Podría sonar exagerado, pero no, es literal: estamos comiendo plástico. No porque nos lo sirvan en el casado ni porque lo pidamos con el café, pero está ahí, escondido en el agua, en la sal, en el pescado y en el aire. Y lo más desconcertante es que no lo vemos, son partículas tan pequeñas que pasan inadvertidas.
El plástico fue uno de los descubrimientos más importantes del siglo pasado. Un invento ligero, versátil, duradero que revolucionó la medicina, la industria y el transporte. Sin embargo, su durabilidad se ha convertido en su mayor contradicción: no desaparece; solo se hace más pequeño.
Estudios recientes estiman que una persona puede ingerir hasta 52,000 partículas de microplásticos al año. Tomando en cuenta la inhalación, la cifra puede ascender hasta las 121,000 partículas anuales. Además, si bebemos exclusivamente agua embotellada debemos sumarle alrededor de 90,000 partículas adicionales. Plásticos como los famosos polietileno, PET y poliestireno han sido detectados en la sangre, los pulmones y las placentas.
Dimensionar el impacto
Hace pocas semanas participé en un taller sobre la norma técnica en construcción INTE B60:2025, que busca medir la huella plástica de productos, empresas o sectores.
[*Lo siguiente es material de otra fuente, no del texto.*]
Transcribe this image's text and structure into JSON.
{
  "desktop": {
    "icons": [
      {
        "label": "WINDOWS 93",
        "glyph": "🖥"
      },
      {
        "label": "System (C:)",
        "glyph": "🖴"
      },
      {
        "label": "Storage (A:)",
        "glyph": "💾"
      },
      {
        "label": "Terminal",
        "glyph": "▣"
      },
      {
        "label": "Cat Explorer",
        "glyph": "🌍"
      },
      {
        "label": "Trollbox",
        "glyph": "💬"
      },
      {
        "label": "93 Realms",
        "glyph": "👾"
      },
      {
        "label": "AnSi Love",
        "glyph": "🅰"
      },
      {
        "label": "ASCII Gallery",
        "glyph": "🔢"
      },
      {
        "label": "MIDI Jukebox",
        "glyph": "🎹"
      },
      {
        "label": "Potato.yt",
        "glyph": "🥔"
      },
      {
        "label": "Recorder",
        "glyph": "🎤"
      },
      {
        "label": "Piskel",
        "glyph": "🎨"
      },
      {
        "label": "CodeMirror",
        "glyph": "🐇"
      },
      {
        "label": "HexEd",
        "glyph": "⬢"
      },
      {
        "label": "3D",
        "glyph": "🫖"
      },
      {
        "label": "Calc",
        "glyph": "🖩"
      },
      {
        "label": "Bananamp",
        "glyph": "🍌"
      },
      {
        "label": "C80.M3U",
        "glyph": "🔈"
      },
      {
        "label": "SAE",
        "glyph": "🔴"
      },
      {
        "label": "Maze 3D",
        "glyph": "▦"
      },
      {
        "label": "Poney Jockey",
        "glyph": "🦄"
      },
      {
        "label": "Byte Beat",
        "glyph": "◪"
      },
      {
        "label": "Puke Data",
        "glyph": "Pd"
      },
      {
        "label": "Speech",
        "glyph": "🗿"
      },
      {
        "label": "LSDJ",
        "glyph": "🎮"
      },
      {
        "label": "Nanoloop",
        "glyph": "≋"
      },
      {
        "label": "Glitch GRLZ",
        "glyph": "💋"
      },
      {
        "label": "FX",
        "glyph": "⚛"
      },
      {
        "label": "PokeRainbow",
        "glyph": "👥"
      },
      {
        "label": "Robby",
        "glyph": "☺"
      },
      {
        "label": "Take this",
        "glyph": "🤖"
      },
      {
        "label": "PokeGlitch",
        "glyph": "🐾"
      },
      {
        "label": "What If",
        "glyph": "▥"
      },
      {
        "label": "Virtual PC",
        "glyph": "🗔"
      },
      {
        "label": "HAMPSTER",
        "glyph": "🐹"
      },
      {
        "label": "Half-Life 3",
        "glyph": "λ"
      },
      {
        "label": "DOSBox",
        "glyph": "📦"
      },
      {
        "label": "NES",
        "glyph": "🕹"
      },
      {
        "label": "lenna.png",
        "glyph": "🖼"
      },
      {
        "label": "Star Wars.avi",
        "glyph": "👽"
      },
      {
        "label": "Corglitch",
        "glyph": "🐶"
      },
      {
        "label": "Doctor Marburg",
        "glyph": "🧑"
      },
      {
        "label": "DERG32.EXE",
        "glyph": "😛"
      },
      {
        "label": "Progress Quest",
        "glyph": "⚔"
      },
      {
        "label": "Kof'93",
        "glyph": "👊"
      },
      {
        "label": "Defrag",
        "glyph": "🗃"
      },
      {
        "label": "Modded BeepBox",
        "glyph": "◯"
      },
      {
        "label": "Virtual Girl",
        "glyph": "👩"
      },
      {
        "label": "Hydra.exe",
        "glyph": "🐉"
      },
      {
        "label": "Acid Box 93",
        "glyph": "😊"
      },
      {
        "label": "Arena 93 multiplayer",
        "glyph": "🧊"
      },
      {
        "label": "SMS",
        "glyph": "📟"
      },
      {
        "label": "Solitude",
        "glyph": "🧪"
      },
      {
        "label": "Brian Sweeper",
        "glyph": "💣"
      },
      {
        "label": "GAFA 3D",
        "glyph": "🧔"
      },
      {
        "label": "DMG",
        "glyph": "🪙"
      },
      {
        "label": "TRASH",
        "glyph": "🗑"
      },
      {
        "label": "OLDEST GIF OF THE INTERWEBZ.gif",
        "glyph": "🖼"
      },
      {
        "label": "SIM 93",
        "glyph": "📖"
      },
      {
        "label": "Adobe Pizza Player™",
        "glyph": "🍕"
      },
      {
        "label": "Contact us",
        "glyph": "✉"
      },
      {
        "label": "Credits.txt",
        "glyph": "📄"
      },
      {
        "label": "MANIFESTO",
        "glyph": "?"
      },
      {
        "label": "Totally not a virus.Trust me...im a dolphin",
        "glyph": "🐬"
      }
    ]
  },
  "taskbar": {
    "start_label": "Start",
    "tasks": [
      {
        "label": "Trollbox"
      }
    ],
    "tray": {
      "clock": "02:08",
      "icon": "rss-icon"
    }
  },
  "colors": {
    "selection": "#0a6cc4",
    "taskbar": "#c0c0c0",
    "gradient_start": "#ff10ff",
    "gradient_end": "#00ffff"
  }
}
Entonces me llamó mucho la atención cómo todavía existe tanta resistencia a incorporar este tipo de métricas y se pone en duda incluso la necesidad de esa norma.
Con argumentos relacionados con el reciclaje, la huella de carbono y las cadenas de logística que ya están optimizadas, unas cadenas que no dejan de ser de gran valor, ha quedado claro que hay un punto ciego en la conversación: no estamos dimensionando los potenciales riesgos asociados al impacto de los microplásticos en nuestra salud. Su huella no se mide solo en CO₂: incluye o supone una huella biológica que permanece en nuestros cuerpos.
El plástico está hecho de petróleo, pero rara vez los relacionamos. ¡Qué extraño!, ¿cierto? Esto confirma que se requiere de un entendimiento colectivo sobre la naturaleza del material y que debemos replantear la relación que hemos establecido con él durante las últimas décadas.
Observemos con mayor atención los materiales que nos rodean. Preguntémonos si algo de lo que usamos todos los días podría tener otra vida, otro uso, o alguna extensión. Cuestionemos si tenemos la capacidad de asegurar un destino correcto para cada pieza que adquirimos y reconozcamos que el plástico no es el enemigo, pero nuestra vínculo estrecho y dependiente de este material sí puede serlo.